CFDBench: A Large-Scale Benchmark for Machine Learning Methods in Fluid Dynamics
Yining Luo, Yingfa Chen, Zhen Zhang
TL;DR
CFDBench provides a large-scale, parameter-conditioned CFD benchmark to rigorously assess neural operators’ generalization to unseen boundary conditions, fluid properties, and domain geometries. It defines four classic flow problems, generates 302K frames via industry-grade solvers, and interpolates data to 64×64 grids, enabling fair comparisons of non-autoregressive and autoregressive models (FFN, DeepONet, FNO, U-Net, etc.). The study reveals significant generalization gaps, with many baselines exhibiting large errors and notable autoregressive error accumulation, underscoring the need for improved parameter-aware architectures and training strategies. By offering a standardized evaluation framework, CFDBench advances rigorous benchmarking and reproducibility for data-driven CFD solvers with practical implications for fast, generalizable surrogate modeling.
Abstract
In recent years, applying deep learning to solve physics problems has attracted much attention.
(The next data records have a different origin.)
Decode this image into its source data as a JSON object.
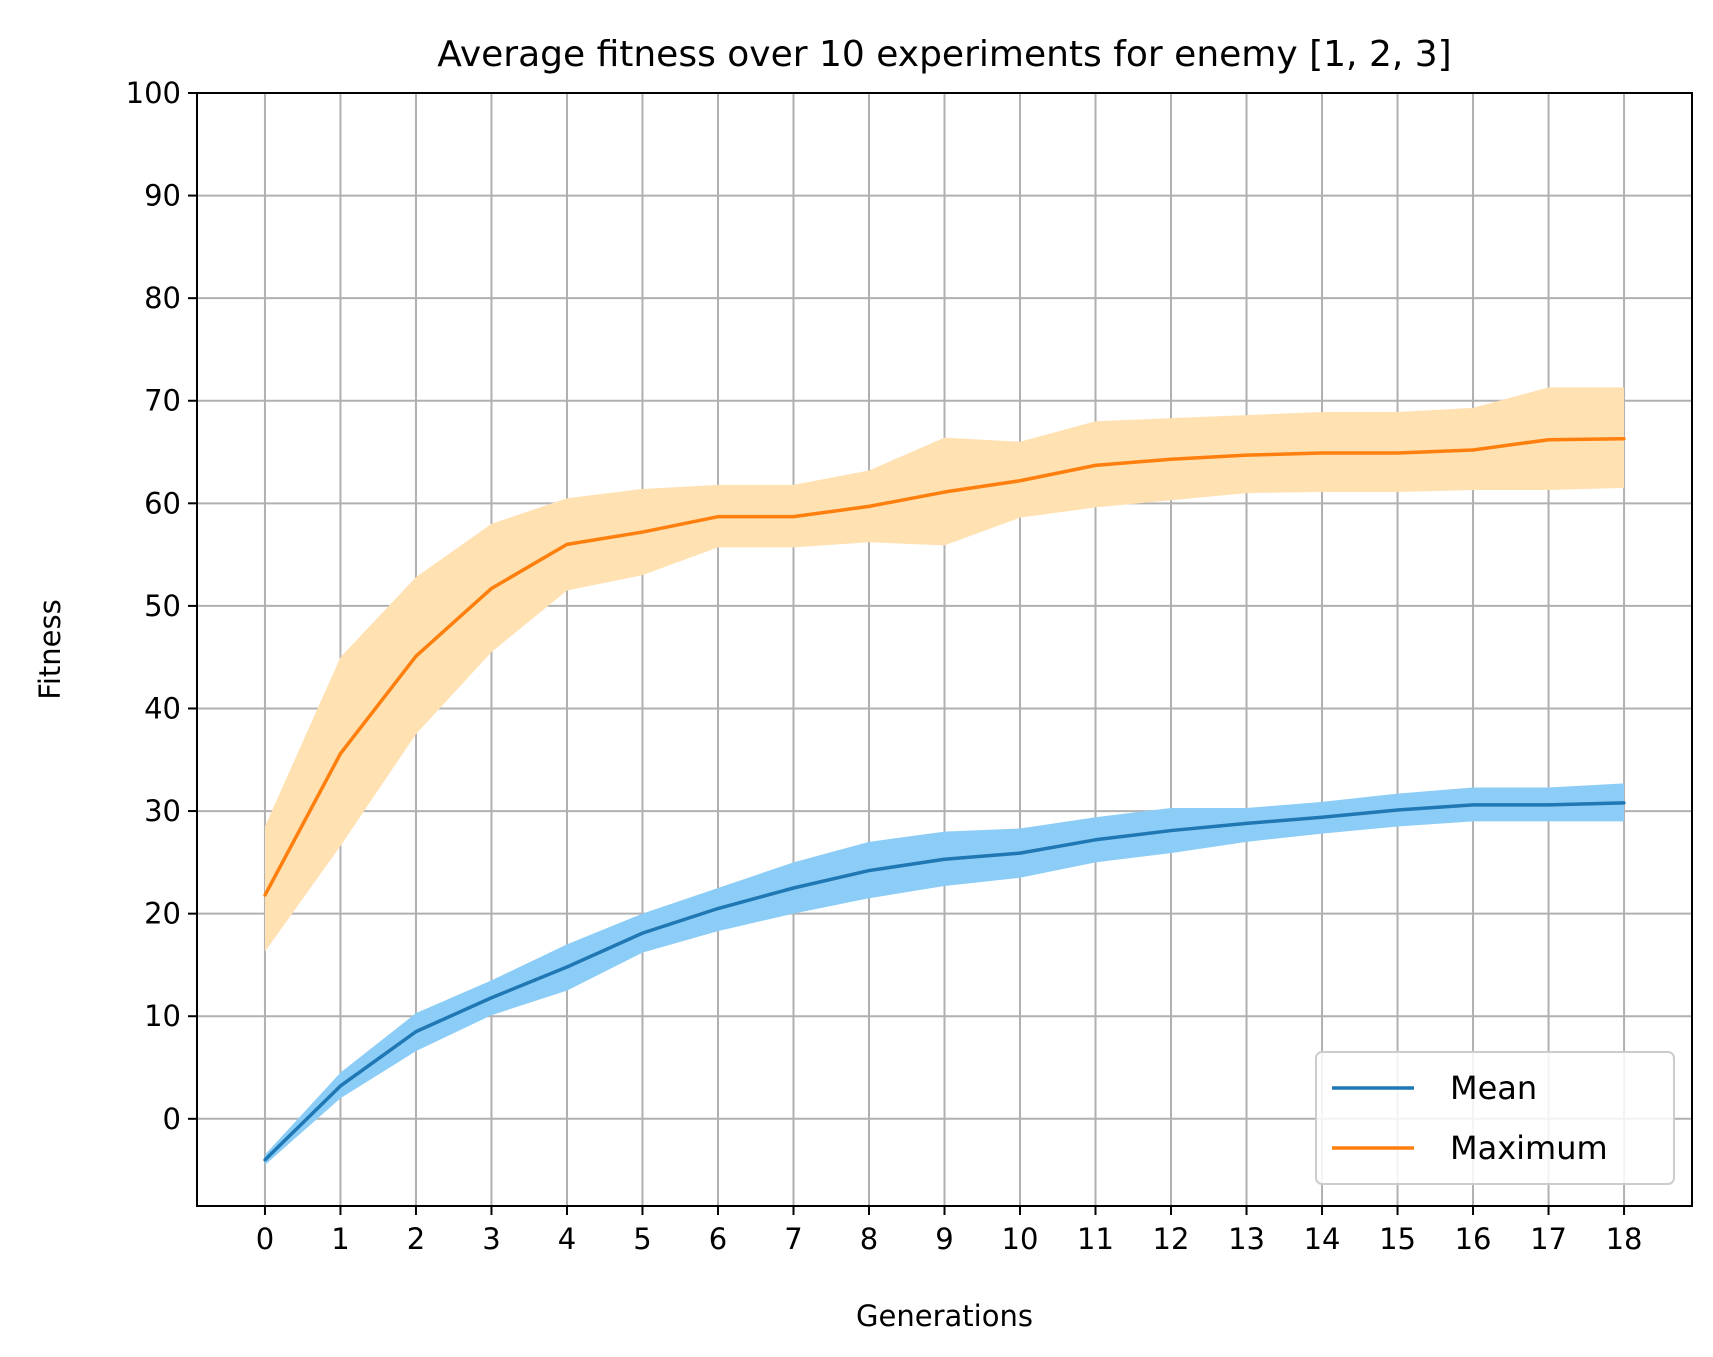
{
  "chart_data": {
    "type": "line",
    "title": "Average fitness over 10 experiments for enemy [1, 2, 3]",
    "xlabel": "Generations",
    "ylabel": "Fitness",
    "x": [
      0,
      1,
      2,
      3,
      4,
      5,
      6,
      7,
      8,
      9,
      10,
      11,
      12,
      13,
      14,
      15,
      16,
      17,
      18
    ],
    "xlim": [
      -0.9,
      18.9
    ],
    "ylim": [
      -8.5,
      100
    ],
    "xticks": [
      0,
      1,
      2,
      3,
      4,
      5,
      6,
      7,
      8,
      9,
      10,
      11,
      12,
      13,
      14,
      15,
      16,
      17,
      18
    ],
    "yticks": [
      0,
      10,
      20,
      30,
      40,
      50,
      60,
      70,
      80,
      90,
      100
    ],
    "grid": true,
    "legend_position": "bottom-right",
    "series": [
      {
        "name": "Mean",
        "color": "#1f77b4",
        "band_color": "#8ccdf7",
        "values": [
          -4.0,
          3.2,
          8.5,
          11.8,
          14.8,
          18.1,
          20.5,
          22.5,
          24.2,
          25.3,
          25.9,
          27.2,
          28.1,
          28.8,
          29.4,
          30.1,
          30.6,
          30.6,
          30.8
        ],
        "lower": [
          -4.5,
          2.0,
          6.6,
          10.1,
          12.5,
          16.2,
          18.3,
          20.0,
          21.5,
          22.7,
          23.5,
          25.0,
          25.9,
          27.0,
          27.8,
          28.5,
          29.0,
          29.0,
          29.0
        ],
        "upper": [
          -3.5,
          4.5,
          10.3,
          13.5,
          17.0,
          20.0,
          22.5,
          25.0,
          27.0,
          28.0,
          28.3,
          29.4,
          30.3,
          30.3,
          30.9,
          31.7,
          32.3,
          32.3,
          32.7
        ]
      },
      {
        "name": "Maximum",
        "color": "#ff7f0e",
        "band_color": "#ffe1b2",
        "values": [
          21.8,
          35.6,
          45.1,
          51.7,
          56.0,
          57.2,
          58.7,
          58.7,
          59.7,
          61.1,
          62.2,
          63.7,
          64.3,
          64.7,
          64.9,
          64.9,
          65.2,
          66.2,
          66.3
        ],
        "lower": [
          16.3,
          26.6,
          37.5,
          45.5,
          51.5,
          53.0,
          55.7,
          55.7,
          56.2,
          55.9,
          58.6,
          59.6,
          60.3,
          61.0,
          61.1,
          61.1,
          61.3,
          61.3,
          61.5
        ],
        "upper": [
          28.5,
          45.0,
          52.8,
          58.0,
          60.5,
          61.4,
          61.8,
          61.8,
          63.2,
          66.4,
          66.0,
          68.0,
          68.3,
          68.6,
          68.9,
          68.9,
          69.3,
          71.3,
          71.3
        ]
      }
    ]
  }
}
Data-driven deep learning methods produce fast numerical operators that can learn approximate solutions to the whole system of partial differential equations (i.e., surrogate modeling). Although these neural networks may have lower accuracy than traditional numerical methods, they, once trained, are orders of magnitude faster at inference. Hence, one crucial feature is that these operators can generalize to unseen PDE parameters without expensive re-training.In this paper, we construct CFDBench, a benchmark tailored for evaluating the generalization ability of neural operators after training in computational fluid dynamics (CFD) problems. It features four classic CFD problems: lid-driven cavity flow, laminar boundary layer flow in circular tubes, dam flows through the steps, and periodic Karman vortex street. The data contains a total of 302K frames of velocity and pressure fields, involving 739 cases with different operating condition parameters, generated with numerical methods. We evaluate the effectiveness of popular neural operators including feed-forward networks, DeepONet, FNO, U-Net, etc. on CFDBnech by predicting flows with non-periodic boundary conditions, fluid properties, and flow domain shapes that are not seen during training. Appropriate modifications were made to apply popular deep neural networks to CFDBench and enable the accommodation of more changing inputs. Empirical results on CFDBench show many baseline models have errors as high as 300% in some problems, and severe error accumulation when performing autoregressive inference. CFDBench facilitates a more comprehensive comparison between different neural operators for CFD compared to existing benchmarks.